1. Implementation of new technology: Green industry entrepreneurs tend to overlook how difficult it is to implement new technology (especially software). “How hard can it be?” Implementing a new software program is like replacing the foundation underneath your home. It’s a terribly disruptive experience that takes months to accomplish. Plan for this.
2. Optimizing your use of technology, once implemented: Many entrepreneurs implement technology but never get much out of it. For new software, the first year is an implementation year. The second year you sort of figure it out. The third year you finally get some good data from it (hopefully). Set realistic expectations for you and your team and get help with the process.
3. False mathematical assumptions in your bidding:
A. Applying markups to direct costs (materials, field labor, trucks and equipment and subcontractors) to allocate general and administrative (G&A) overhead costs. Traditionally, materials are marked up 10%, trucks and equipment 25%, subcontractors 5% and field labor 55% to 95%. Net profit is then added on top of this. These percentages are totally unfounded mathematically and are pulled out of thin air. It’s much more accurate to calculate G&A overhead costs based on a time unit such as a field labor hour. See how I deal with this issue below.

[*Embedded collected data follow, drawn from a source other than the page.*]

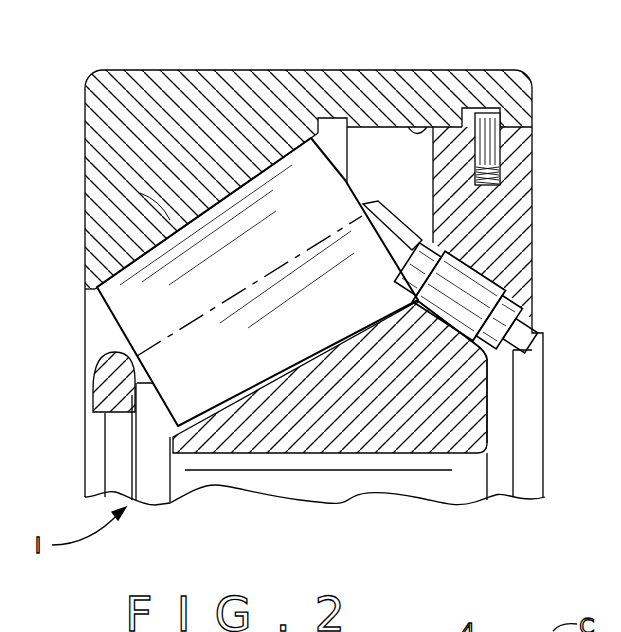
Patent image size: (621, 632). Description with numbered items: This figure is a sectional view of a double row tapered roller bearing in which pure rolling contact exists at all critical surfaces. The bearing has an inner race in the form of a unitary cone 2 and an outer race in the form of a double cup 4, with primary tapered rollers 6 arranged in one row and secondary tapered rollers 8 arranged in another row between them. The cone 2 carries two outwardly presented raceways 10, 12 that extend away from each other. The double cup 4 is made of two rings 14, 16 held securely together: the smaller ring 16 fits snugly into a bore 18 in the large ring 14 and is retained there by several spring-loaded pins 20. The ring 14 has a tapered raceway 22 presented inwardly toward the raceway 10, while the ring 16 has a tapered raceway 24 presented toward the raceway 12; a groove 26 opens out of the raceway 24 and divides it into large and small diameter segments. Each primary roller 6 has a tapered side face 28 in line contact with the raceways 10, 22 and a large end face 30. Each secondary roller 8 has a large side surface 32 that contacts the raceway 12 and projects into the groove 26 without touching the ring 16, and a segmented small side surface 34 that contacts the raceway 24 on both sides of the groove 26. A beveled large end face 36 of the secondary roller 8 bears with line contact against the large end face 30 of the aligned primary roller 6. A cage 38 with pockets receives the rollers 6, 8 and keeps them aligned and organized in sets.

The cone 2 is at (362, 428).
The double cup 4 is at (138, 115).
The primary tapered rollers 6 is at (137, 260).
The secondary tapered rollers 8 is at (470, 350).
The raceway 10 is at (235, 372).
The raceway 12 is at (505, 360).
The ring 14 is at (193, 115).
The ring 16 is at (490, 214).
The bore 18 is at (427, 127).
The spring-loaded pins 20 is at (483, 113).
The tapered raceway 22 is at (264, 183).
The tapered raceway 24 is at (456, 228).
The groove 26 is at (518, 256).
The tapered side face 28 is at (140, 193).
The large end face 30 is at (355, 190).
The large side surface 32 is at (510, 262).
The small side surface 34 is at (470, 242).
The beveled large end face 36 is at (420, 243).
The cage 38 is at (120, 383).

B. Putting truck and equipment costs in your G&A overhead: T&E costs usually amount to 12% plus/minus 2% on your profit and loss (P&L) statement. Some jobs require more than 12%. Others require less. Including T&E costs in your G&A overhead in your bids averages these costs in your pricing and is therefore inaccurate. Include T&E costs for skid-steers, mini-Xs, mowers, and so forth in your pricing as they are needed for a specific job. Do not include them in G&A overhead costs.
C. Entering pre-packaged field labor rates in software: Many green industry software programs require you to enter a consolidated labor rate in them (i.e., $55, $65, $75 per man-hour) that includes all costs (wages, labor burden, overtime, G&A overhead, net profit, etc.). Doing so can distort benchmarks such as gross profit margins (GPM), net profit margins (NPM), and man-hour rates. It is far more accurate for such software to calculate field labor rates from the ground up, so to speak, to separately identify and include such things as: field labor wages, labor burden, overtime, risk factors, G&A overhead, crew truck and net profit margin.
Calculate and monitor gross profit margins in your bids.
If your pricing software requires you to include G&A overhead costs based on markups multiplied by direct costs, monitor the gross profit margin (net profit plus G&A overhead) in your bids and compare to the following benchmarks for a normal to robust economy.
Construction, residential 40% + (Applies to landscape, irrigation and hardscape)
Construction, commercial 25% +/ 5% (Applies to landscape, irrigation and hardscape)
Maintenance, all 35% +/- 5%
Irrigation service 50% +/-5%
Chemical applications 60% +/- 5%
Christmas decorations 55% +/- 5%
Lower the above benchmarks roughly 10% in a recession.
Information management systems are crucial for running your green industry business. Today’s technology provides features that can save you time and significantly improve your bottom line. However, it can also waste a lot of your time and erode your bottom line if handled poorly. Having an information management system that can accommodate all of this technology is very important. Otherwise, all it does is help you make mistakes at the speed of light.